On me demande souvent comment je fais pour à la fois pester à longueur de temps contre les catégories, et m'identifier, me nommer et me mettre dans des catégories moi-même. Réponses simples :


                                           interrogation--1-.jpg

 

1-

Ce que je hais c'est l'assignation à des catégories = obliger les gens à rentrer dans des catégories en se fondant sur des pseudos arguments biologiques, sociaux, whatever. Donc en gros, ce qui me saoule, c'est que l'on me dise qui je devrais être, soit, que l'on me nomme à ma place.

Je me fiche des catégories que les autres se choisissent, dès lors que ces autres ne mettent pas en pratique des comportements aux effets, voulus ou non, qui seraient oppressifs au nom de leurs catégories. Je fais cette dernière précision car j'ai déjà eu droit à des "ben si tu te nommes comme tu veux, moi je me nomme comme je veux, alors j'ai le droit de me dire homophobe". Ben voyons ! 

 

2-

Les catégories que j'utilise sont politiques. Elles sont contextuelles.  Leur sens dépend du contexte social dans lequel je me trouve. Le but est de les utiliser pour dire quelque chose. 
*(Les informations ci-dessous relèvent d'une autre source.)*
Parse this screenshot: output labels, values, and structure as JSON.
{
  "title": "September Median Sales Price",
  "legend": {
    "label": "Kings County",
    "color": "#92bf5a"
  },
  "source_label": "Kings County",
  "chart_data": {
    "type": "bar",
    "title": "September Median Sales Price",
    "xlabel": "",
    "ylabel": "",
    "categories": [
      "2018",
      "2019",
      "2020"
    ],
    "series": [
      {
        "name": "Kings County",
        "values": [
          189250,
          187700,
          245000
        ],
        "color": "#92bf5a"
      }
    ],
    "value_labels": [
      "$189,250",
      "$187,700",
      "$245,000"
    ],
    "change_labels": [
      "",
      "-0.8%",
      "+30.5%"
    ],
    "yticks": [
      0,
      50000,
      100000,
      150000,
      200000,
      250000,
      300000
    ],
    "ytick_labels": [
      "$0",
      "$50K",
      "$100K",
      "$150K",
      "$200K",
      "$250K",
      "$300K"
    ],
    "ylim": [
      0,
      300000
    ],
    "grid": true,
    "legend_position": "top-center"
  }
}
De façon très simple, mais j'y reviendrai dans les articles suivants, dire que je suis trans dans un monde où il est OBLIGATOIRE de se sentir homme OU femme, d'une certaine façon en plus, cela veut dire quelque chose. Dans une société raciste se dire noir veut dire quelque chose. (Et du coup, le fait de ne pas sentir le besoin de me plaindre au premier plan concernant par exemple la classe sociale ou la religion, cela veut aussi dire quelque chose. Au sens où cette fois, je suis concerné, mais sans forcément en chier. Du moins, pas autant que pour le fait d'être trans et noir.)

 

3-

Mes catégories ne sont pas des définitions figées, mais des identités qui en plus comme je l'ai dit sont politiques contextuelles, donc mouvantes

Je ne crois absolument pas à l'identité comme quelque chose de naturel et de figé. Il n'y a donc rien de sectaire, de communautariste là-dedans au sens où on entend souvent les soit disant neutres non communautaires s'en émouvoir. Là aussi, je ferais un article là-dessus dans "Trucs rigolos". 

 

Bref, voilà de façon rapidement exposée, les raisons pour lesquelles je me nomme et considère qu'il n'y aurait pour moi aucun intérêt à proclamer avec fierté "moi je n'ai pas besoin de me définir hein !".